Why not send Cartesian pose all the time (specified as tool0 relative to base, see here).
|
@frederickproctor, I'm more or less in agreement with this modified approach. It's not everything that everyone wants, but it's a great step forward. @gavanderhoorn's comment about officially requesting a new message number still stands, but we can handle that as this progresses. |
|
Is there interest in continuing / wrapping up this discussion? Officially a new REP can only be accepted if there is also a (poc) implementation for it, but I'm guessing that is not something we want/need to stick to. |
|
I’d like to continue the discussion, but there were enough issues raised that we need to resolve before proposing a new version of Simple Message. I can be the POC for an implementation using some systems we have here, but we don’t have Fanuc expertise. The implementations here would be instrumented so we could get performance numbers. We’ll have a Motoman SIA20F here around September 1. Shaun, did you do the driver for this? |
I can do the Fanuc side, no problem. The issues we can iron out, that's what the poc is for :).

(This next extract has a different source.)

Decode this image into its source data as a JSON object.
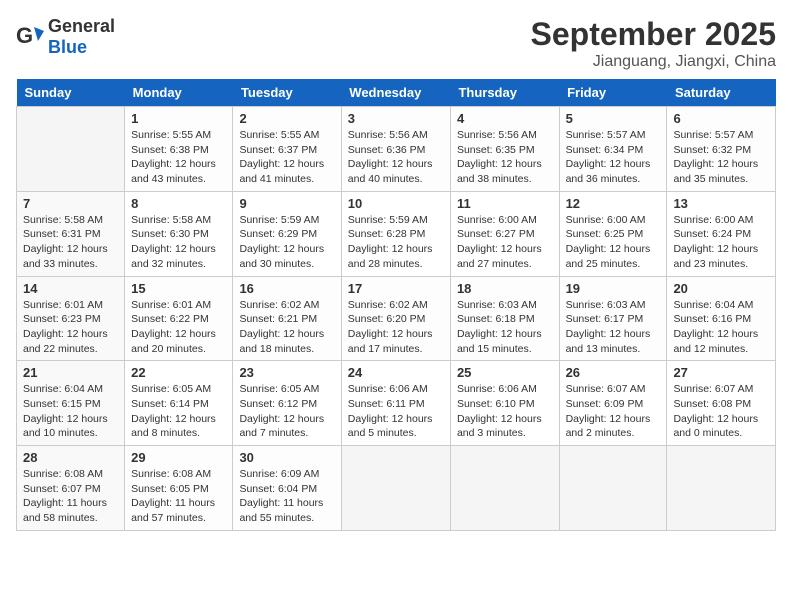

Yaskawa Motoman wrote motoman_driver (or at least, the robot side). All open-source, so we can implement a poc using that as well. |
|
FYI: I wrote the ROS side of the Motoman SIA20F driver, while Eric Marcil (Motoman) wrote most of the robot-side driver. I believe ongoing support of the Motoman driver has mostly been transitioned to Ted Miller (Motoman), but I still see Eric's name pop up on the mailing list from time to time. I'm happy to help as needed, though my time may be limited to "consulting" only (no major development). |
|
Thanks, Jeremy. It sounds like Eric Marcil or Ted Miller would be doing the hard work mapping Cartesian moves to Motoman robot-side calls. We will be getting the Motoman SDK with ours when it arrives September 1, so we could do some testing of that. Fred |
|
Closing due to inactivity. There was some good discussion here, and I believe some of it ended up (at least conceptually) in fzi-forschungszentrum-informatik/cartesian_ros_control/cartesian_control_msgs. |
This is a REP for adding Cartesian Moves to the Simple Motion protocol.